The zone to the south of fence ST-42 revealed many archaeological strata with abundant and varied contents. Aside from the natural soil that forms the original surface, rough stone pavement was found in this sector, whose remains extend toward masonry structure ST-56. This season the archaeologists and interns also continued their investigations of a mound of household garbage, identified in 2006, and a broad area with discarded bones and ashes, found in most of the units excavated to date in this sector of the site. These two contexts provide the vast majority of the artifacts dating from the Fort Ville-Marie period. The activities south of the fence also left deposits of ferrous oxides, giving the soil in sub-operations 10B and 10D a bright orange hue. This may be debris from iron ore; the oxidized deposits are in fact located next to the remains of a forge, observed in 8D in connection with wall ST-56 (2007 digs). The data gathered in 2009 contribute to a better understanding of the internal layout of Fort Ville-Marie and the activities there.
 
The deposits dating from the times of Callière's residence (period III, 1688-1765) and Callière’s estate (period IV, 1765-1805) unearthed in 2009 are generally similar to those from the other sectors excavated on the site, and show significant continuity in spatial terms. They consist in particular of the large amount of fill dumped there when Callière’s estate was created in the late 1680s, and the upper layer of organic sediment that constitutes the occupied surface. Aside from these two deposits and their rich and varied lot of artifacts, excavations at the northernmost tip of the dig also revealed the remains of a wooden building apparently erected after the fire that destroyed Callière's residence in 1765. Only a limited part of the building site has been excavated, but the associated materials, in particular the abundant scraps of birchbark, suggest that it was a workshop used to make or repair canoes. It was part of the holdings of the Labrosse family, who were involved in the fur trade and owned the property between 1746 and 1792.
 
After Callière’s estate was finally dismantled in the early 19th century, three generations of commercial buildings occupied the site. The areas excavated in 2009 are located in an outdoor yard where there was no construction of any kind up until 1879, i.e. throughout periods V (1805-1842) and VI (1842-1879). During these decades, the land was raised several times, and the fill brought in each time was used as the bed for a new roadway, of different natures at different times (gravel with mortar, wood floor). The segments of these roadways excavated in 2009 now give us a better understanding of their layout and their relations with the various buildings on the site.
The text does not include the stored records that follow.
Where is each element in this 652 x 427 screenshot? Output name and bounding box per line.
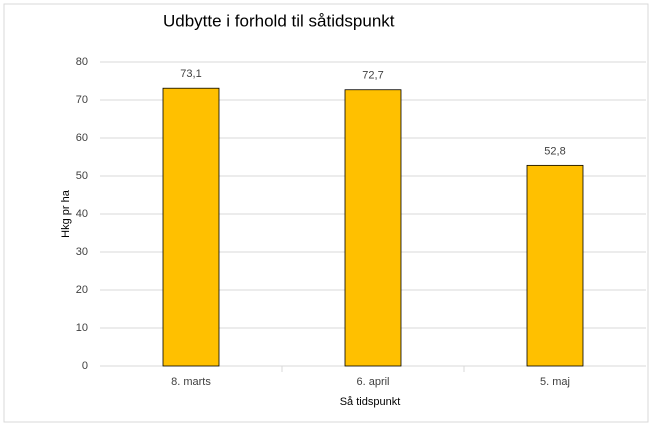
data-label: 72,7 <box>362 70 383 82</box>
y-tick-label: 40 <box>76 208 88 220</box>
x-tick-label: 8. marts <box>171 376 211 388</box>
y-tick-label: 50 <box>76 170 88 182</box>
y-tick-label: 70 <box>76 94 88 106</box>
bar <box>162 87 220 367</box>
y-axis-label: Hkg pr ha <box>60 189 72 238</box>
y-tick-label: 10 <box>76 322 88 334</box>
data-label: 73,1 <box>180 68 201 80</box>
y-tick-label: 60 <box>76 132 88 144</box>
data-label: 52,8 <box>544 145 565 157</box>
y-tick-label: 0 <box>82 360 88 372</box>
x-tick-label: 5. maj <box>540 376 570 388</box>
x-axis-label: Så tidspunkt <box>340 396 401 408</box>
bar <box>344 89 402 367</box>
y-tick-label: 20 <box>76 284 88 296</box>
chart-title: Udbytte i forhold til såtidspunkt <box>163 11 395 30</box>
y-tick-label: 30 <box>76 246 88 258</box>
y-tick-label: 80 <box>76 56 88 68</box>
bar <box>526 164 584 367</box>
x-tick-label: 6. april <box>356 376 389 388</box>
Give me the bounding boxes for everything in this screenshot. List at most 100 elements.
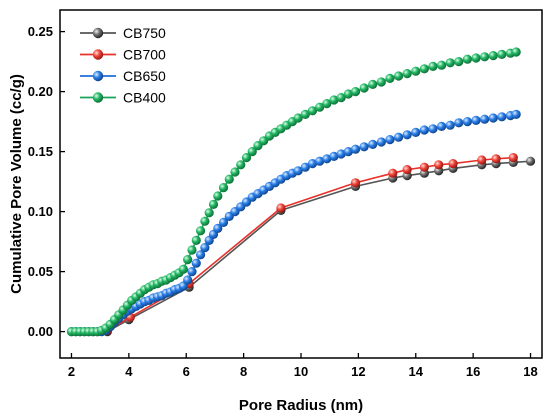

Lastly, the investigation of the shed erected in 1879 continued. The southern part of this season’s dig area includes a long section of the shed. The data gathered mainly document the many changes made to the structure of the building; its original foundations, a series of deep posts, were replaced in 1894 by low stone walls resting on a footing of coarse concrete.
 
The work planned in 2010 will allow us to begin exploring the northern portion of the site, and likely lead to the discovery of new remains of structures and activity areas dating from the different periods in the long occupation sequence of the Pointe-à-Callière site.